Allow VDSCopy to overwrite existing SDMS dataset: `--allow-overwrite`
Hello,
first of all, thank you very much for the great 3.1
release, and re-implementation of IOManagers
, for SDMS, it's been very helpful as sdapi
was troublesome.
While examining new IOManagers with OPENVDS_DMS_CURL=1
, I have noticed a change in the behavior, that prevents us from writing bulk trace data (VDS content) into the previously created dataset (with the metadata we require), that doesn't yet have any data loaded.
OPENVDS_DMS_CURL=1 AWS_REGION=us-east-1 VDSCopy ./data/syntethic_data.wavelet.vds sd://osdu/<test-project>/demo-1
[CURL http respons error 409. Automatic rety https://<REDACTED>/api/seismic-store/v3/dataset/tenant/osdu/subproject/<REDACTED>/dataset/demo-1?path=%2F]
...
[Could not create VDS sd://osdu/<REDACTED>/gsi-demo-1] Seismic dms lock failed: Http error respons: 409 -> https://<REDACTED>/api/seismic-store/v3/dataset/tenant/osdu/subproject/<REDACTED>/dataset/demo-1?path=%2F
- [seismic-store-service] The dataset sd://osdu/<REDACTED>/demo-1 already exists[seismic-store-service]

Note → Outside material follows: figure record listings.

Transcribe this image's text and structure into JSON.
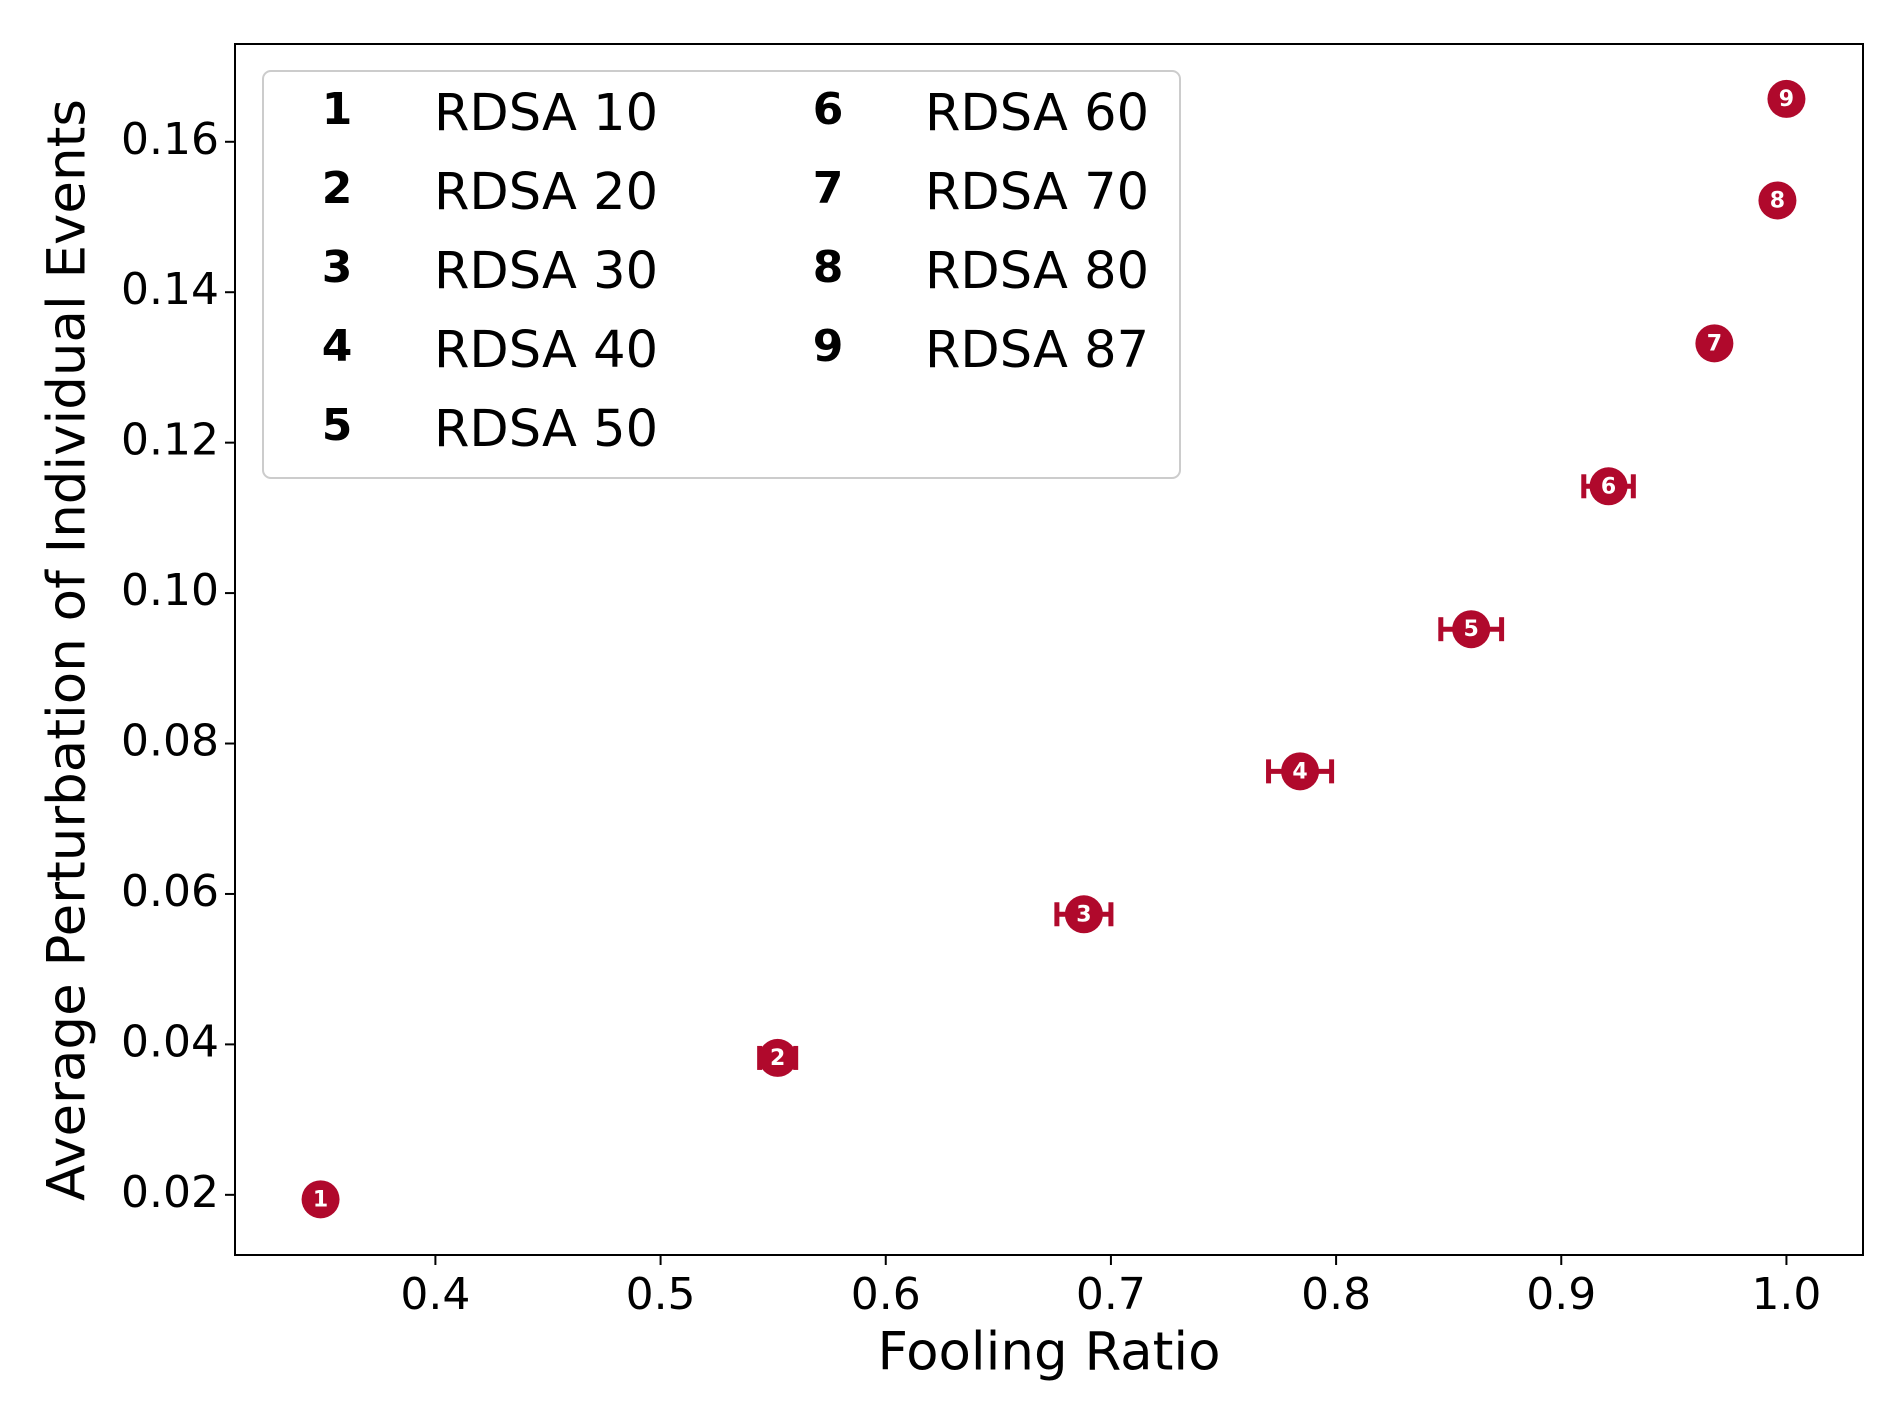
{
  "chart_data": {
    "type": "scatter",
    "x_label": "Fooling Ratio",
    "y_label": "Average Perturbation of Individual Events",
    "x": [
      0.349,
      0.552,
      0.688,
      0.784,
      0.86,
      0.921,
      0.968,
      0.996,
      1.0
    ],
    "values": [
      0.0194,
      0.0382,
      0.0573,
      0.0763,
      0.0952,
      0.1142,
      0.1332,
      0.1522,
      0.1657
    ],
    "xerr": [
      0.002,
      0.008,
      0.012,
      0.014,
      0.0135,
      0.011,
      0.003,
      0.002,
      0.002
    ],
    "labels": [
      "1",
      "2",
      "3",
      "4",
      "5",
      "6",
      "7",
      "8",
      "9"
    ],
    "names": [
      "RDSA 10",
      "RDSA 20",
      "RDSA 30",
      "RDSA 40",
      "RDSA 50",
      "RDSA 60",
      "RDSA 70",
      "RDSA 80",
      "RDSA 87"
    ],
    "color": "#b0092c",
    "xlim": [
      0.311,
      1.034
    ],
    "ylim": [
      0.012,
      0.173
    ],
    "xticks": [
      0.4,
      0.5,
      0.6,
      0.7,
      0.8,
      0.9,
      {
        "value": 1.0,
        "label": "1.0"
      }
    ],
    "yticks": [
      0.02,
      0.04,
      0.06,
      0.08,
      {
        "value": 0.1,
        "label": "0.10"
      },
      0.12,
      0.14,
      0.16
    ],
    "legend": "upper left",
    "grid": false
  }
}
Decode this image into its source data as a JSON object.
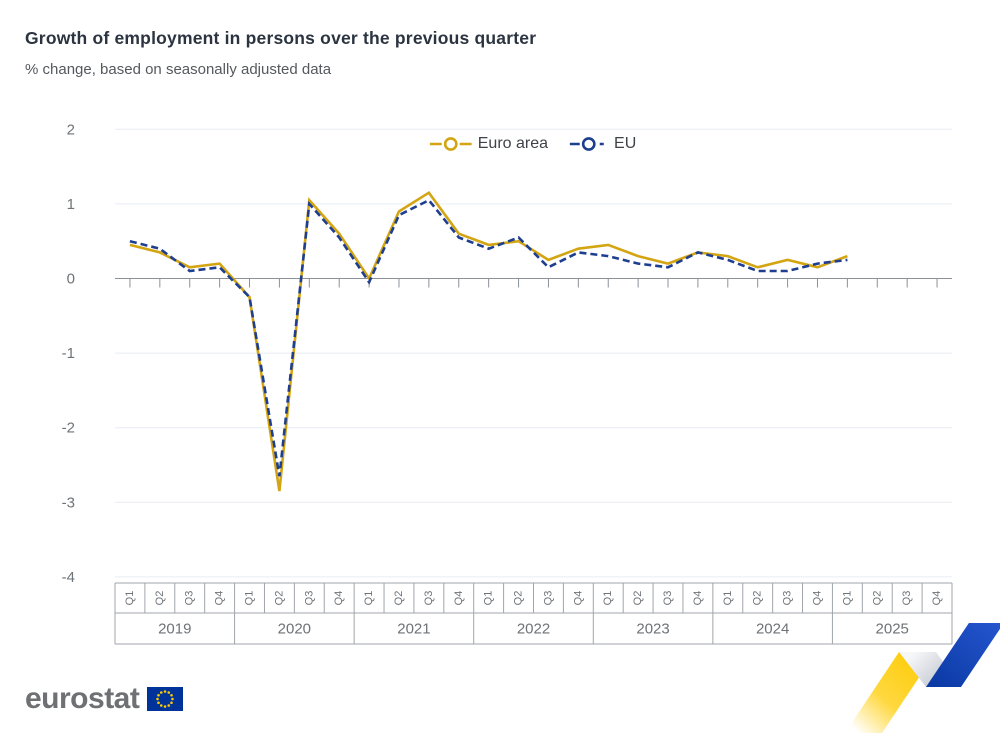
{
  "header": {
    "title": "Growth of employment in persons over the previous quarter",
    "subtitle": "% change, based on seasonally adjusted data"
  },
  "legend": {
    "items": [
      {
        "label": "Euro area"
      },
      {
        "label": "EU"
      }
    ]
  },
  "footer": {
    "logo_text": "eurostat"
  },
  "colors": {
    "euro_area": "#d4a513",
    "eu": "#1e3f8f",
    "grid": "#e8ecf2",
    "axis": "#8b9198",
    "table_border": "#a0a5ab",
    "label": "#6e7377",
    "title": "#2b3440",
    "subtitle": "#55595e",
    "flag_blue": "#003399",
    "flag_stars": "#ffcc00",
    "ribbon_yellow": "#ffcc00",
    "ribbon_blue": "#1c48c0"
  },
  "chart_data": {
    "type": "line",
    "title": "Growth of employment in persons over the previous quarter",
    "subtitle": "% change, based on seasonally adjusted data",
    "ylim": [
      -4,
      2
    ],
    "yticks": [
      2,
      1,
      0,
      -1,
      -2,
      -3,
      -4
    ],
    "grid": "horizontal gridlines only",
    "legend_position": "top-center",
    "years": [
      "2019",
      "2020",
      "2021",
      "2022",
      "2023",
      "2024",
      "2025"
    ],
    "quarters": [
      "Q1",
      "Q2",
      "Q3",
      "Q4"
    ],
    "last_data_point": "2025 Q1",
    "series": [
      {
        "name": "Euro area",
        "color": "#d4a513",
        "line_style": "solid",
        "values": [
          0.45,
          0.35,
          0.15,
          0.2,
          -0.25,
          -2.85,
          1.05,
          0.6,
          0.0,
          0.9,
          1.15,
          0.6,
          0.45,
          0.5,
          0.25,
          0.4,
          0.45,
          0.3,
          0.2,
          0.35,
          0.3,
          0.15,
          0.25,
          0.15,
          0.3,
          null,
          null,
          null
        ]
      },
      {
        "name": "EU",
        "color": "#1e3f8f",
        "line_style": "dashed",
        "values": [
          0.5,
          0.4,
          0.1,
          0.15,
          -0.25,
          -2.65,
          1.0,
          0.55,
          -0.05,
          0.85,
          1.05,
          0.55,
          0.4,
          0.55,
          0.15,
          0.35,
          0.3,
          0.2,
          0.15,
          0.35,
          0.25,
          0.1,
          0.1,
          0.2,
          0.25,
          null,
          null,
          null
        ]
      }
    ]
  }
}
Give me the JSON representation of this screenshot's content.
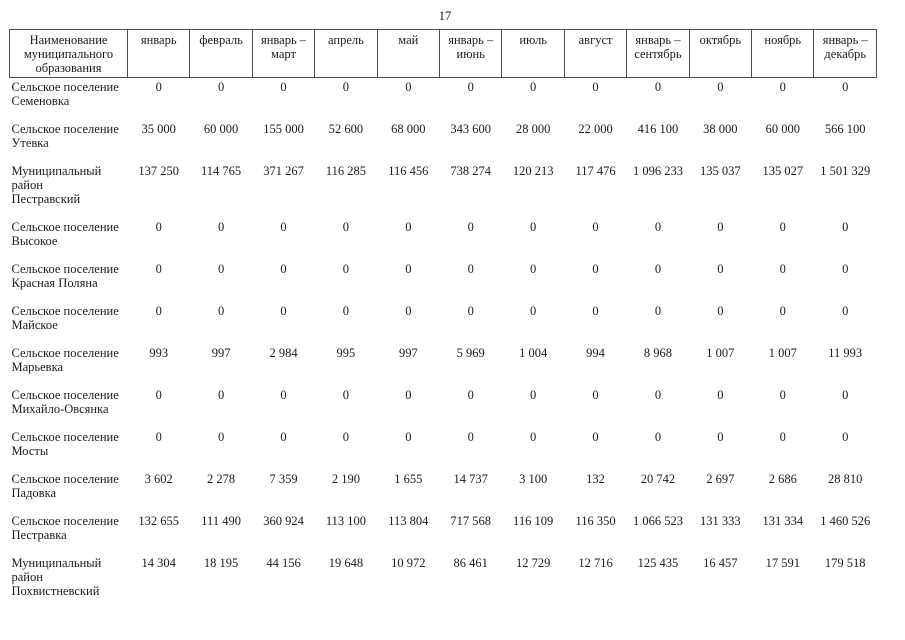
{
  "page": {
    "number": "17"
  },
  "table": {
    "columns": [
      {
        "label": "Наименование\nмуниципального\nобразования"
      },
      {
        "label": "январь"
      },
      {
        "label": "февраль"
      },
      {
        "label": "январь –\nмарт"
      },
      {
        "label": "апрель"
      },
      {
        "label": "май"
      },
      {
        "label": "январь –\nиюнь"
      },
      {
        "label": "июль"
      },
      {
        "label": "август"
      },
      {
        "label": "январь –\nсентябрь"
      },
      {
        "label": "октябрь"
      },
      {
        "label": "ноябрь"
      },
      {
        "label": "январь –\nдекабрь"
      }
    ],
    "rows": [
      {
        "name": "Сельское поселение\nСеменовка",
        "values": [
          "0",
          "0",
          "0",
          "0",
          "0",
          "0",
          "0",
          "0",
          "0",
          "0",
          "0",
          "0"
        ]
      },
      {
        "name": "Сельское поселение\nУтевка",
        "values": [
          "35 000",
          "60 000",
          "155 000",
          "52 600",
          "68 000",
          "343 600",
          "28 000",
          "22 000",
          "416 100",
          "38 000",
          "60 000",
          "566 100"
        ]
      },
      {
        "name": "Муниципальный район\nПестравский",
        "values": [
          "137 250",
          "114 765",
          "371 267",
          "116 285",
          "116 456",
          "738 274",
          "120 213",
          "117 476",
          "1 096 233",
          "135 037",
          "135 027",
          "1 501 329"
        ]
      },
      {
        "name": "Сельское поселение\nВысокое",
        "values": [
          "0",
          "0",
          "0",
          "0",
          "0",
          "0",
          "0",
          "0",
          "0",
          "0",
          "0",
          "0"
        ]
      },
      {
        "name": "Сельское поселение\nКрасная Поляна",
        "values": [
          "0",
          "0",
          "0",
          "0",
          "0",
          "0",
          "0",
          "0",
          "0",
          "0",
          "0",
          "0"
        ]
      },
      {
        "name": "Сельское поселение\nМайское",
        "values": [
          "0",
          "0",
          "0",
          "0",
          "0",
          "0",
          "0",
          "0",
          "0",
          "0",
          "0",
          "0"
        ]
      },
      {
        "name": "Сельское поселение\nМарьевка",
        "values": [
          "993",
          "997",
          "2 984",
          "995",
          "997",
          "5 969",
          "1 004",
          "994",
          "8 968",
          "1 007",
          "1 007",
          "11 993"
        ]
      },
      {
        "name": "Сельское поселение\nМихайло-Овсянка",
        "values": [
          "0",
          "0",
          "0",
          "0",
          "0",
          "0",
          "0",
          "0",
          "0",
          "0",
          "0",
          "0"
        ]
      },
      {
        "name": "Сельское поселение\nМосты",
        "values": [
          "0",
          "0",
          "0",
          "0",
          "0",
          "0",
          "0",
          "0",
          "0",
          "0",
          "0",
          "0"
        ]
      },
      {
        "name": "Сельское поселение\nПадовка",
        "values": [
          "3 602",
          "2 278",
          "7 359",
          "2 190",
          "1 655",
          "14 737",
          "3 100",
          "132",
          "20 742",
          "2 697",
          "2 686",
          "28 810"
        ]
      },
      {
        "name": "Сельское поселение\nПестравка",
        "values": [
          "132 655",
          "111 490",
          "360 924",
          "113 100",
          "113 804",
          "717 568",
          "116 109",
          "116 350",
          "1 066 523",
          "131 333",
          "131 334",
          "1 460 526"
        ]
      },
      {
        "name": "Муниципальный район\nПохвистневский",
        "values": [
          "14 304",
          "18 195",
          "44 156",
          "19 648",
          "10 972",
          "86 461",
          "12 729",
          "12 716",
          "125 435",
          "16 457",
          "17 591",
          "179 518"
        ]
      }
    ]
  }
}
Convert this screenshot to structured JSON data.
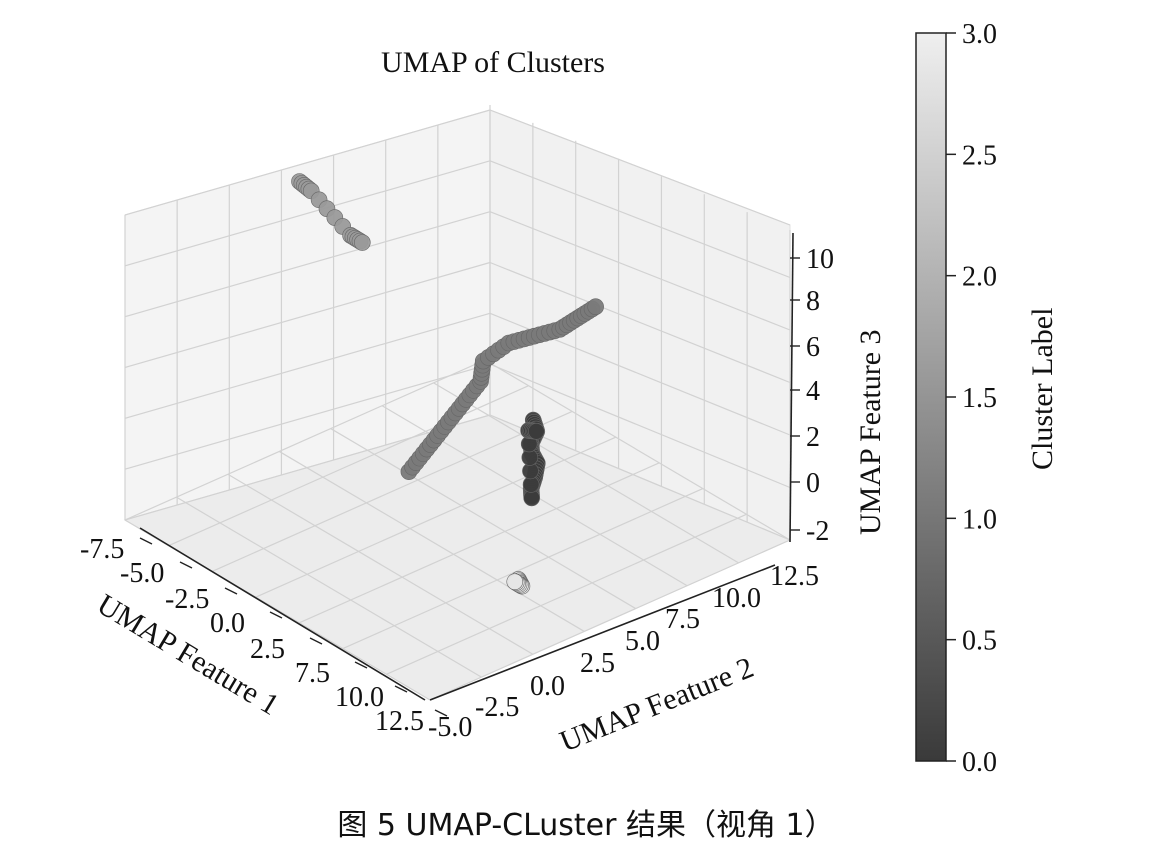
{
  "caption": "图 5  UMAP-CLuster 结果（视角 1）",
  "chart_data": {
    "type": "scatter",
    "projection": "3d",
    "title": "UMAP of Clusters",
    "xlabel": "UMAP Feature 1",
    "ylabel": "UMAP Feature 2",
    "zlabel": "UMAP Feature 3",
    "xticks": [
      "-7.5",
      "-5.0",
      "-2.5",
      "0.0",
      "2.5",
      "7.5",
      "10.0",
      "12.5"
    ],
    "yticks": [
      "-5.0",
      "-2.5",
      "0.0",
      "2.5",
      "5.0",
      "7.5",
      "10.0",
      "12.5"
    ],
    "zticks": [
      "-2",
      "0",
      "2",
      "4",
      "6",
      "8",
      "10"
    ],
    "grid": true,
    "colorbar": {
      "label": "Cluster Label",
      "range": [
        0.0,
        3.0
      ],
      "ticks": [
        "0.0",
        "0.5",
        "1.0",
        "1.5",
        "2.0",
        "2.5",
        "3.0"
      ],
      "colormap": "grayscale",
      "low_color": "#3a3a3a",
      "high_color": "#efefef"
    },
    "series": [
      {
        "cluster": 0,
        "color": "#3b3b3b",
        "points": [
          [
            10.5,
            1.5,
            5.5
          ],
          [
            10.6,
            1.6,
            5.0
          ],
          [
            10.5,
            1.4,
            4.5
          ],
          [
            10.4,
            1.5,
            4.0
          ],
          [
            10.5,
            1.7,
            3.5
          ],
          [
            10.6,
            1.5,
            3.0
          ],
          [
            10.5,
            1.4,
            2.5
          ],
          [
            10.4,
            1.5,
            2.0
          ],
          [
            10.6,
            1.2,
            5.2
          ],
          [
            10.3,
            1.8,
            4.8
          ]
        ]
      },
      {
        "cluster": 1,
        "color": "#7a7a7a",
        "points": [
          [
            1.0,
            2.5,
            -1.0
          ],
          [
            1.5,
            3.0,
            0.0
          ],
          [
            2.0,
            3.5,
            1.0
          ],
          [
            2.5,
            4.0,
            2.0
          ],
          [
            3.0,
            4.5,
            3.0
          ],
          [
            2.5,
            5.0,
            3.5
          ],
          [
            3.5,
            5.5,
            4.5
          ],
          [
            4.5,
            6.0,
            5.0
          ],
          [
            5.5,
            6.5,
            5.5
          ],
          [
            6.0,
            7.0,
            6.0
          ],
          [
            6.5,
            7.5,
            6.5
          ]
        ]
      },
      {
        "cluster": 2,
        "color": "#9a9a9a",
        "points": [
          [
            -5.5,
            2.0,
            9.5
          ],
          [
            -5.0,
            2.2,
            9.2
          ],
          [
            -3.5,
            3.0,
            7.5
          ],
          [
            -3.0,
            3.2,
            7.3
          ]
        ]
      },
      {
        "cluster": 3,
        "color": "#e6e6e6",
        "points": [
          [
            10.2,
            1.0,
            -1.5
          ],
          [
            10.3,
            1.1,
            -1.8
          ],
          [
            10.1,
            0.9,
            -1.6
          ]
        ]
      }
    ]
  }
}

when it's run through old DMS flow (using sdapi
), it's happy to ignore 409, and proceed to write it, command for the reference, but it's results in seg-fault
at the end (it was reported here #123 (closed))
AWS_REGION=us-east-1 VDSCopy ./data/syntethic_data.wavelet.vds sd://osdu/<test-project>/demo-1
Is it possible to add --allow-overwrite
similar to the flag available in VDSUploader.sh
in HueSpace SDK, which would ignore 409, when the dataset was created previously?
Rationale: we want to have control over how the dataset is created in SDMS, for data-lineage reasons, for which we need to create it ourselves, and then populate sd location with VDS content.
Regards, Filip
PS. Is there a way to submit a feature request for VDSUploader.sh
as well? If so what's the best channel? We've been exploring both tools for loading bulk data to OSDU, and we're seeing some gaps e.g. in S3 auth (only profile/dedicated role auth flow available), and no control over the dataset name when loading to SDMS, it generates random name, which prevents from targeting previously created dataset.